Mais l’alarme a été chaude, et pendant quarante-huit heures tout a été à craindre, même les pires catastrophes. Il est vraiment regrettable que M. Aristide Briand ne soit pas allé à Dunkerque pour constater de ses propres yeux comment les ouvriers font quelquefois la police, lorsqu’ils sont abandonnés à eux-mêmes. Cette expérience ne lui aurait sans doute pas découvert l’erreur de ses théories, car ses théories sont très au-dessus de l’expérience ; pourtant il aurait pu faire quelques réflexions salutaires. Qui sait même s’il aurait prononcé le lendemain le même discours que la veille ? En tout cas, la Chambre ne l’aurait peut-être pas écouté avec la même indulgence. Heureusement pour M. Briand, il avait fait son discours avant l’émeute ; malheureusement pour M. Combes, il faisait le sien au milieu même de l’émotion que produisaient les nouvelles de Dunkerque, circonstance évidemment défavorable.

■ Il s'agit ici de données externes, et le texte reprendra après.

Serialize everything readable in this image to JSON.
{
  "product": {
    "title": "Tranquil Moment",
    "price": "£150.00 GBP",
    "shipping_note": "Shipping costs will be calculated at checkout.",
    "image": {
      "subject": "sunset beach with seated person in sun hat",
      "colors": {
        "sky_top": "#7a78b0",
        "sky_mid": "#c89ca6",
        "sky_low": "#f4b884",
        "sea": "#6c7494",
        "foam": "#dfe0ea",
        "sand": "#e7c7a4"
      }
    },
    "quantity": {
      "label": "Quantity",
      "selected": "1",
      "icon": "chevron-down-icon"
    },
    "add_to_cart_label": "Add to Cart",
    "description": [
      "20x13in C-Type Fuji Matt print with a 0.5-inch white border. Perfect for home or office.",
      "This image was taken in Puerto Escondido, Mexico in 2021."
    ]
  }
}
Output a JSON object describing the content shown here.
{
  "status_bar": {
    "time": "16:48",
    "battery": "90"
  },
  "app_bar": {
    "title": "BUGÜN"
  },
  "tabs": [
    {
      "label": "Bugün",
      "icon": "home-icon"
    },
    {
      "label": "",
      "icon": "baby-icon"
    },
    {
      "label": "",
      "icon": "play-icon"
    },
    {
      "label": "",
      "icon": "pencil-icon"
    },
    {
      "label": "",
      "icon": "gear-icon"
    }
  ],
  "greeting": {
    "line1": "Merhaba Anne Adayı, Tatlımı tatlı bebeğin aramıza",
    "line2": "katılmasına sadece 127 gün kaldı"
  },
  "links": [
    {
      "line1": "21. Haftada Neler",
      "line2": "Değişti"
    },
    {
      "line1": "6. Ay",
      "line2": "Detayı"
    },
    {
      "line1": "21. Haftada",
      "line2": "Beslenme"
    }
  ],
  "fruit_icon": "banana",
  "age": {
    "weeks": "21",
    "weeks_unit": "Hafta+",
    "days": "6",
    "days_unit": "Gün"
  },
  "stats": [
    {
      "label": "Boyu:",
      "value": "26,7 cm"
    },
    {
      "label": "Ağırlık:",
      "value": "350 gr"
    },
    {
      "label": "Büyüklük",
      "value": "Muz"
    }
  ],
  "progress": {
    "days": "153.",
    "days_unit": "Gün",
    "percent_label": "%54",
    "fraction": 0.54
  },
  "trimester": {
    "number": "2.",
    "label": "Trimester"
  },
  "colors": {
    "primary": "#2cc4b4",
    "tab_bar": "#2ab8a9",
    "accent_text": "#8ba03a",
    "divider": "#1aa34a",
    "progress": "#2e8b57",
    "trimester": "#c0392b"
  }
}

M. Combes avait beau faire de belles phrases sur l’énergie que mettrait le gouvernement à garantir à la fois la liberté de la grève et celle du travail ; il avait beau se montrer prêt à intervenir comme arbitre entre les patrons et les ouvriers ; il avait beau promettre de presser la Chambre et le Sénat de discuter et de voter les réformes sociales dont les grévistes ont fait une sorte d’ultimatum : son auditoire éprouvait des distractions involontaires, et une question qui était dans tous les esprits a fini par sortir de quelques lèvres : « — Mais enfin, que se passe-t-il à Dunkerque ? — Je n’en sais pas le premier mot, a répondu M. Combes, et il y a de la malveillance à m’interroger sur une situation que je ne connais pas. Cette intrigue, qui consiste à répandre des nouvelles tendancieuses, ne peut venir que des congrégations et de leurs défenseurs. Elle ne divisera pas le bloc formé pour la défense de la République. Songez, messieurs, à cet intérêt suprême, et préoccupez-vous moins de ce qui se passe à Dunkerque, à mon insu. »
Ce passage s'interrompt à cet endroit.